Pergi dari Indonesia, AS, Proyek Keberhasilan Jokowi Terhenti Sementara

by -113 Views

Kementerian Energi dan Sumber Daya Mineral (ESDM) angkat suara terkait kelangsungan proyek hilirisasi batu bara atau gasifikasi batu bara menjadi Dimethyl Ether (DME) di Indonesia, setelah perusahaan petrokimia asal Amerika Serikat (AS) mundur dari konsorsium proyek bersama PT Bukit Asam Tbk (PTBA) dan PT Pertamina (Persero).

Staf Khusus Menteri ESDM Bidang Tata Kelola Mineral dan Batu Bara, Irwandy Arif mengatakan bahwa sejak mundurnya perusahaan AS tersebut, proyek hilirisasi batu bara menjadi DME di Indonesia belum berjalan lagi hingga saat ini.

Dia menyatakan bahwa saat ini proyek gasifikasi batu bara di dalam negeri belum ada yang serius dan perusahaan baik dalam maupun luar negeri masih fokus pada kajian kelayakan (feasibility study/FS) gasifikasi batu bara menjadi DME. Irwandy menegaskan bahwa mundurnya Air Products masih menjadi masalah dalam kelanjutan proyek gasifikasi batu bara di Indonesia.

Air Products disebut telah mundur dari dua proyek besar di Indonesia, yakni proyek gasifikasi batu bara menjadi DME dengan PT Bukit Asam Tbk (PTBA) dan PT Pertamina (Persero), serta proyek gasifikasi batu bara menjadi etanol dengan perusahaan Group Bakrie, PT Kaltim Prima Coal (KPC) dan PT Arutmin Indonesia.

Direktur Eksekutif Asosiasi Pertambangan Batu Bara Indonesia (APBI) Hendra Sinadia mengungkapkan bahwa salah satu tantangan terbesar dalam proyek hilirisasi batu bara di Indonesia adalah faktor keekonomian yang dinilai masih tinggi. Ia juga menegaskan bahwa faktor keekonomian yang tinggi disebabkan oleh beberapa hal, termasuk teknologi yang belum memadai.

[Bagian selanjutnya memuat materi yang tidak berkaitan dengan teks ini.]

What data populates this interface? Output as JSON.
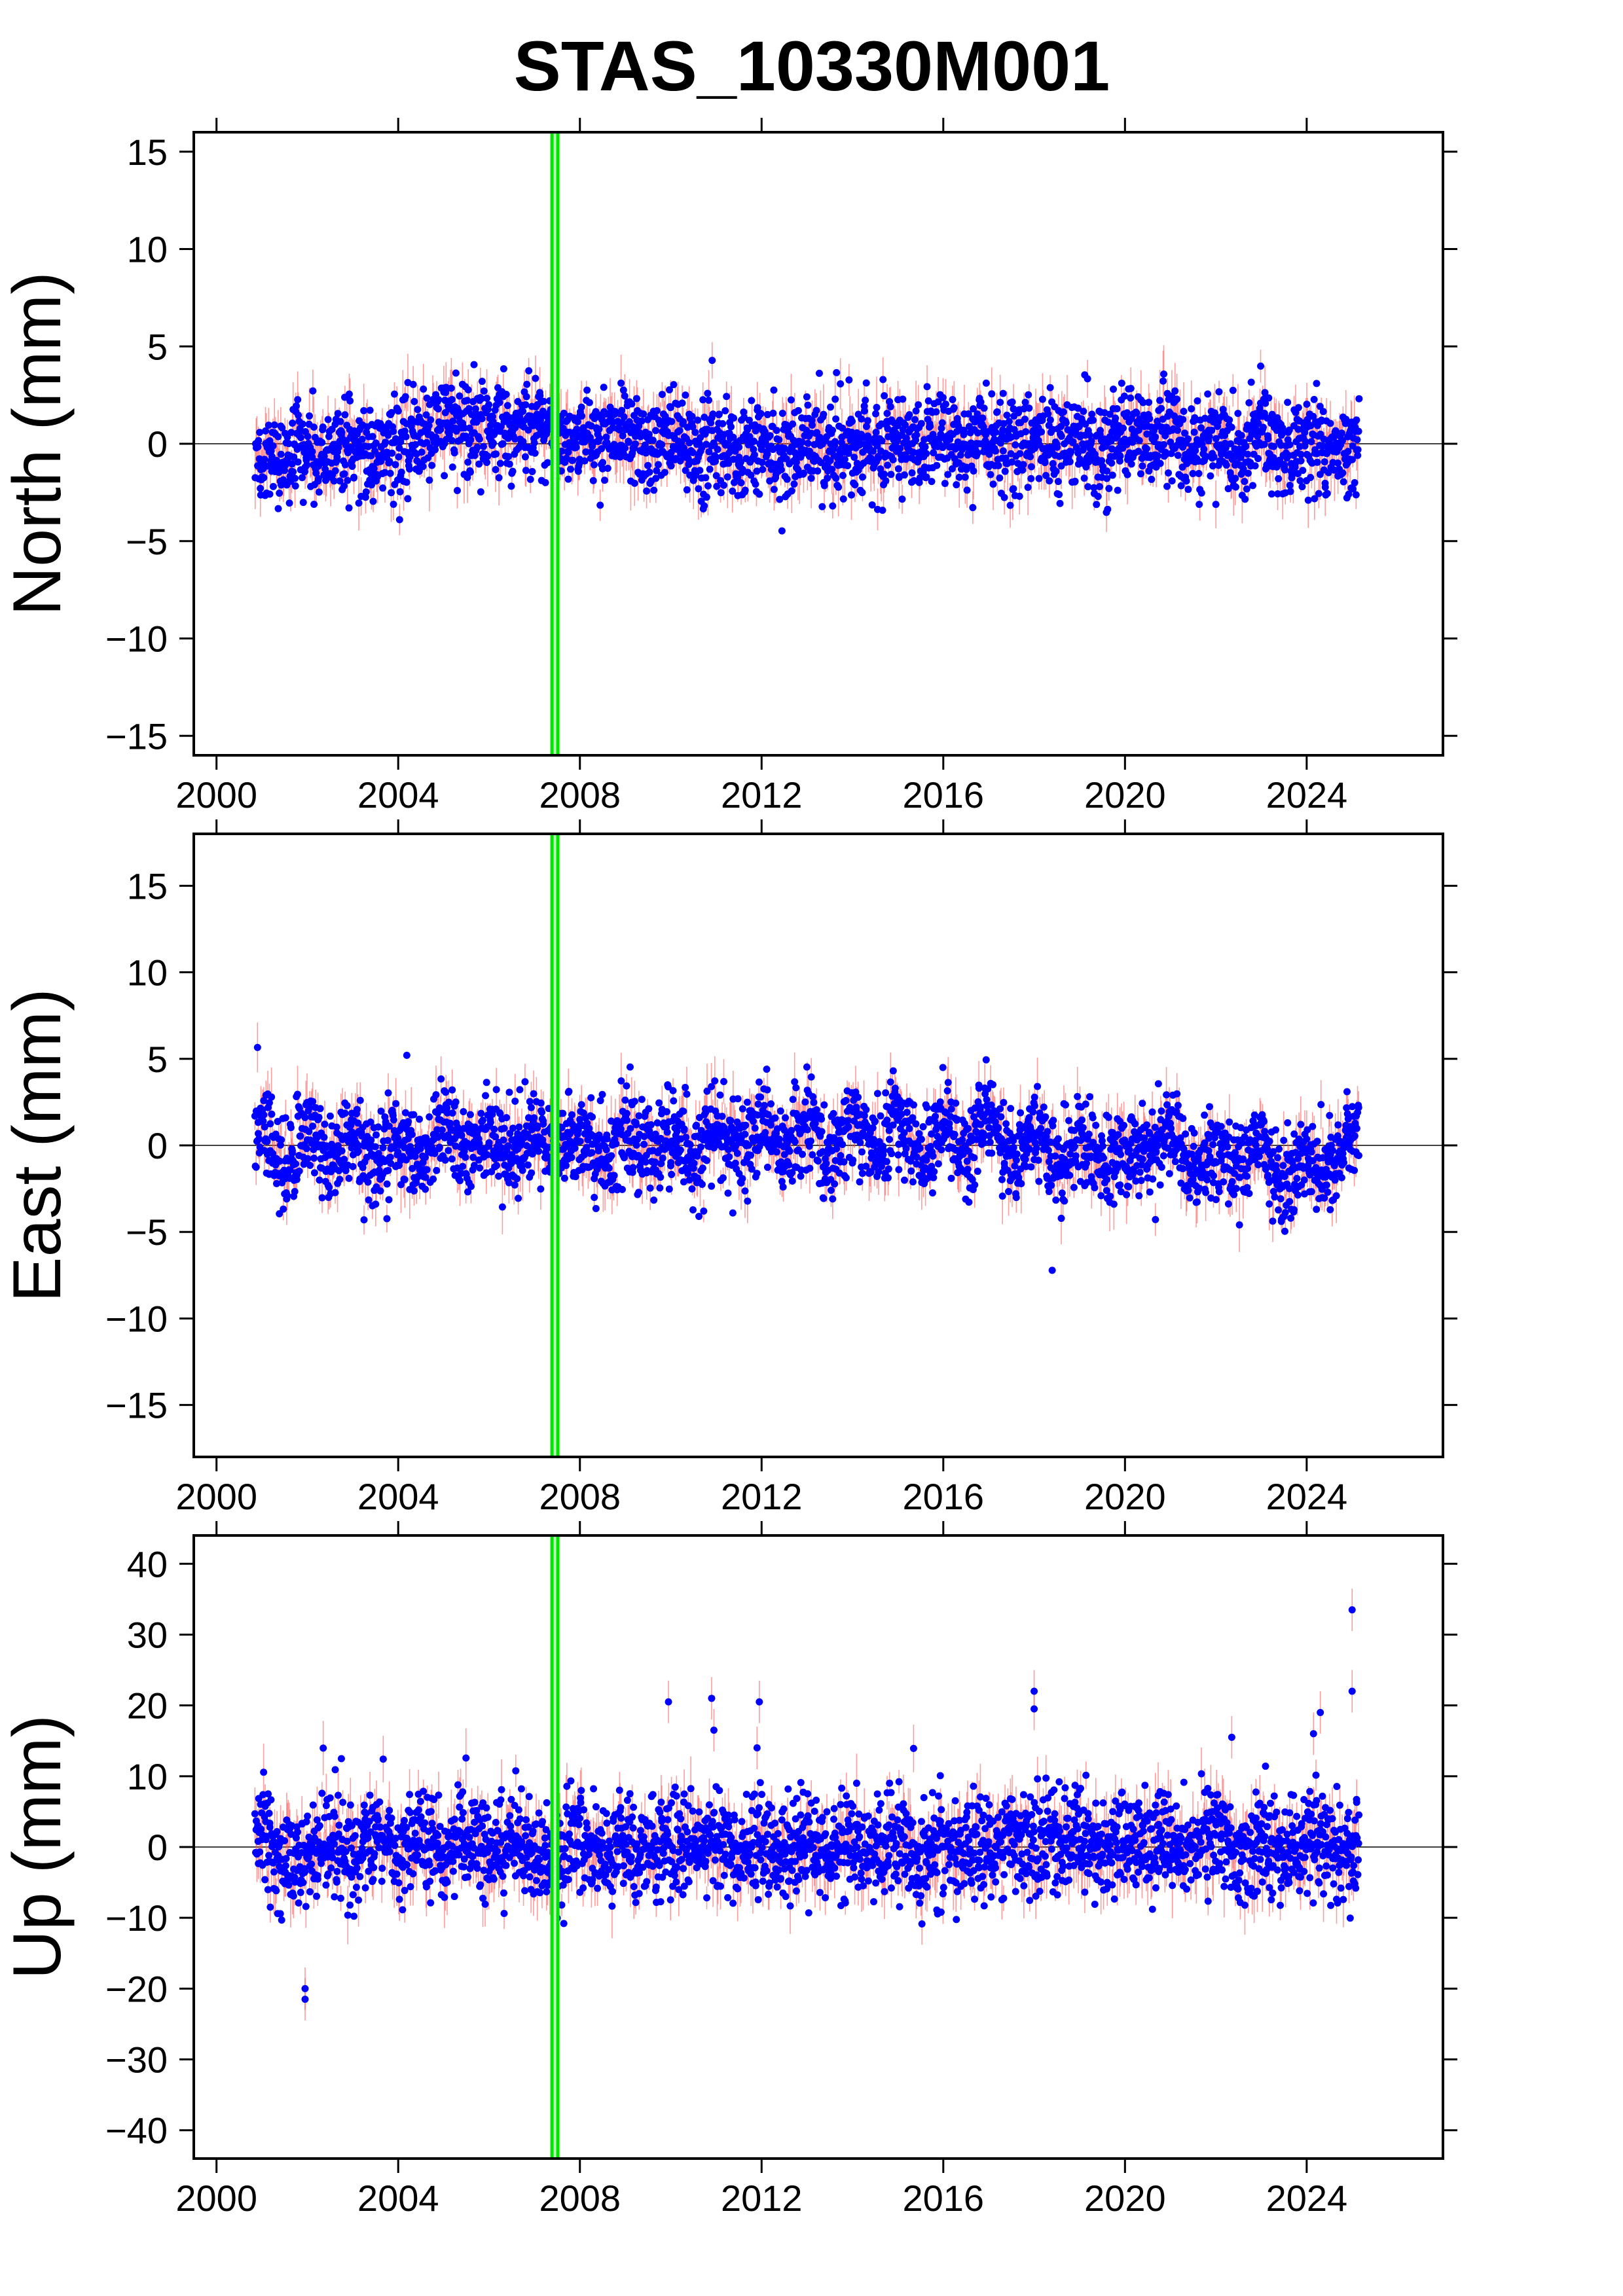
{
  "title": "STAS_10330M001",
  "colors": {
    "points": "#0000ff",
    "error_bars": "#ff4d4d",
    "event_line": "#00e600",
    "zero_line": "#000000",
    "axes": "#000000"
  },
  "chart_data": [
    {
      "type": "scatter",
      "name": "north",
      "ylabel": "North (mm)",
      "xlim": [
        1999.5,
        2027.0
      ],
      "ylim": [
        -16,
        16
      ],
      "xticks": [
        2000,
        2004,
        2008,
        2012,
        2016,
        2020,
        2024
      ],
      "xtick_labels": [
        "2000",
        "2004",
        "2008",
        "2012",
        "2016",
        "2020",
        "2024"
      ],
      "yticks": [
        -15,
        -10,
        -5,
        0,
        5,
        10,
        15
      ],
      "ytick_labels": [
        "−15",
        "−10",
        "−5",
        "0",
        "5",
        "10",
        "15"
      ],
      "zero_line": 0,
      "event_line_x": 2007.45,
      "data_range": [
        2000.85,
        2025.15
      ],
      "spread_mm": 1.2,
      "series": [
        {
          "name": "",
          "x": [
            2001.0,
            2001.5,
            2002.0,
            2002.5,
            2003.0,
            2003.5,
            2004.0,
            2004.5,
            2005.0,
            2005.5,
            2006.0,
            2006.5,
            2007.0,
            2007.5,
            2008.0,
            2008.5,
            2009.0,
            2009.5,
            2010.0,
            2010.5,
            2011.0,
            2011.5,
            2012.0,
            2012.5,
            2013.0,
            2013.5,
            2014.0,
            2014.5,
            2015.0,
            2015.5,
            2016.0,
            2016.5,
            2017.0,
            2017.5,
            2018.0,
            2018.5,
            2019.0,
            2019.5,
            2020.0,
            2020.5,
            2021.0,
            2021.5,
            2022.0,
            2022.5,
            2023.0,
            2023.5,
            2024.0,
            2024.5,
            2025.0
          ],
          "y": [
            -0.5,
            -1.0,
            -0.3,
            -0.6,
            -0.2,
            -0.4,
            0.1,
            0.5,
            1.0,
            1.3,
            0.8,
            0.6,
            0.7,
            0.3,
            0.2,
            0.4,
            0.3,
            -0.1,
            0.2,
            -0.4,
            0.1,
            -0.6,
            0.1,
            -0.5,
            0.0,
            -0.5,
            0.2,
            -0.3,
            0.1,
            -0.3,
            0.2,
            -0.3,
            0.1,
            -0.3,
            0.2,
            -0.2,
            0.2,
            -0.4,
            0.3,
            0.4,
            0.6,
            -0.4,
            0.5,
            -0.7,
            0.5,
            -0.7,
            0.5,
            -0.5,
            0.0
          ]
        }
      ]
    },
    {
      "type": "scatter",
      "name": "east",
      "ylabel": "East (mm)",
      "xlim": [
        1999.5,
        2027.0
      ],
      "ylim": [
        -18,
        18
      ],
      "xticks": [
        2000,
        2004,
        2008,
        2012,
        2016,
        2020,
        2024
      ],
      "xtick_labels": [
        "2000",
        "2004",
        "2008",
        "2012",
        "2016",
        "2020",
        "2024"
      ],
      "yticks": [
        -15,
        -10,
        -5,
        0,
        5,
        10,
        15
      ],
      "ytick_labels": [
        "−15",
        "−10",
        "−5",
        "0",
        "5",
        "10",
        "15"
      ],
      "zero_line": 0,
      "event_line_x": 2007.45,
      "data_range": [
        2000.85,
        2025.15
      ],
      "spread_mm": 1.3,
      "series": [
        {
          "name": "",
          "x": [
            2001.0,
            2001.5,
            2002.0,
            2002.5,
            2003.0,
            2003.5,
            2004.0,
            2004.5,
            2005.0,
            2005.5,
            2006.0,
            2006.5,
            2007.0,
            2007.5,
            2008.0,
            2008.5,
            2009.0,
            2009.5,
            2010.0,
            2010.5,
            2011.0,
            2011.5,
            2012.0,
            2012.5,
            2013.0,
            2013.5,
            2014.0,
            2014.5,
            2015.0,
            2015.5,
            2016.0,
            2016.5,
            2017.0,
            2017.5,
            2018.0,
            2018.5,
            2019.0,
            2019.5,
            2020.0,
            2020.5,
            2021.0,
            2021.5,
            2022.0,
            2022.5,
            2023.0,
            2023.5,
            2024.0,
            2024.5,
            2025.0
          ],
          "y": [
            1.0,
            -1.0,
            0.8,
            -1.0,
            0.6,
            -1.2,
            0.6,
            -0.4,
            1.2,
            -0.4,
            0.8,
            -0.5,
            0.6,
            -0.2,
            0.5,
            -0.6,
            0.5,
            -0.6,
            0.5,
            -0.6,
            0.8,
            -0.6,
            1.4,
            -0.4,
            1.2,
            -0.4,
            1.4,
            -0.2,
            1.6,
            -0.4,
            1.4,
            -0.6,
            1.2,
            -0.8,
            1.0,
            -1.2,
            0.2,
            -1.2,
            -0.2,
            -0.8,
            0.8,
            -1.5,
            -0.5,
            -1.2,
            0.4,
            -2.5,
            -0.5,
            -1.5,
            0.5
          ]
        }
      ]
    },
    {
      "type": "scatter",
      "name": "up",
      "ylabel": "Up (mm)",
      "xlim": [
        1999.5,
        2027.0
      ],
      "ylim": [
        -44,
        44
      ],
      "xticks": [
        2000,
        2004,
        2008,
        2012,
        2016,
        2020,
        2024
      ],
      "xtick_labels": [
        "2000",
        "2004",
        "2008",
        "2012",
        "2016",
        "2020",
        "2024"
      ],
      "yticks": [
        -40,
        -30,
        -20,
        -10,
        0,
        10,
        20,
        30,
        40
      ],
      "ytick_labels": [
        "−40",
        "−30",
        "−20",
        "−10",
        "0",
        "10",
        "20",
        "30",
        "40"
      ],
      "zero_line": 0,
      "event_line_x": 2007.45,
      "data_range": [
        2000.85,
        2025.15
      ],
      "spread_mm": 3.5,
      "series": [
        {
          "name": "",
          "x": [
            2001.0,
            2001.5,
            2002.0,
            2002.5,
            2003.0,
            2003.5,
            2004.0,
            2004.5,
            2005.0,
            2005.5,
            2006.0,
            2006.5,
            2007.0,
            2007.5,
            2008.0,
            2008.5,
            2009.0,
            2009.5,
            2010.0,
            2010.5,
            2011.0,
            2011.5,
            2012.0,
            2012.5,
            2013.0,
            2013.5,
            2014.0,
            2014.5,
            2015.0,
            2015.5,
            2016.0,
            2016.5,
            2017.0,
            2017.5,
            2018.0,
            2018.5,
            2019.0,
            2019.5,
            2020.0,
            2020.5,
            2021.0,
            2021.5,
            2022.0,
            2022.5,
            2023.0,
            2023.5,
            2024.0,
            2024.5,
            2025.0
          ],
          "y": [
            2.0,
            -2.0,
            -1.0,
            1.0,
            -1.0,
            1.5,
            -1.0,
            1.5,
            -1.0,
            1.0,
            -0.5,
            2.0,
            -1.5,
            -1.0,
            1.5,
            -1.0,
            1.0,
            -1.0,
            1.5,
            -0.5,
            1.5,
            -1.0,
            1.0,
            -1.0,
            0.5,
            -1.0,
            1.0,
            -1.0,
            0.5,
            -1.5,
            0.5,
            -1.0,
            -1.0,
            0.5,
            1.0,
            0.5,
            2.0,
            -0.5,
            1.0,
            0.0,
            1.5,
            0.5,
            2.0,
            -1.0,
            1.0,
            -1.5,
            0.5,
            -0.5,
            -1.0
          ]
        }
      ],
      "outliers": [
        {
          "x": 2001.95,
          "y": -20.0
        },
        {
          "x": 2001.95,
          "y": -21.5
        },
        {
          "x": 2009.95,
          "y": 20.5
        },
        {
          "x": 2010.9,
          "y": 21.0
        },
        {
          "x": 2010.95,
          "y": 16.5
        },
        {
          "x": 2011.95,
          "y": 20.5
        },
        {
          "x": 2011.9,
          "y": 14.0
        },
        {
          "x": 2018.0,
          "y": 19.5
        },
        {
          "x": 2018.0,
          "y": 22.0
        },
        {
          "x": 2024.3,
          "y": 19.0
        },
        {
          "x": 2024.15,
          "y": 16.0
        },
        {
          "x": 2025.0,
          "y": 33.5
        },
        {
          "x": 2025.0,
          "y": 22.0
        },
        {
          "x": 2022.35,
          "y": 15.5
        }
      ]
    }
  ]
}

Proyek DME di Tanjung Enim, Sumatera Selatan ini sebelumnya ditargetkan bisa menghasilkan 1,4 juta ton DME per tahun dan diperkirakan menyerap 6 juta ton batu bara per tahunnya. Dengan produksi 1,4 juta ton DME per tahun, maka diperkirakan bisa menekan impor LPG sebesar 1 juta ton per tahunnya.

Proyek ini, yang dihadiri langsung oleh Presiden Jokowi pada 24 Januari 2022, awalnya diperkirakan akan membutuhkan investasi US$ 2,1 miliar dan bisa menghemat devisa pengadaan impor LPG hingga Rp 9,14 triliun per tahunnya.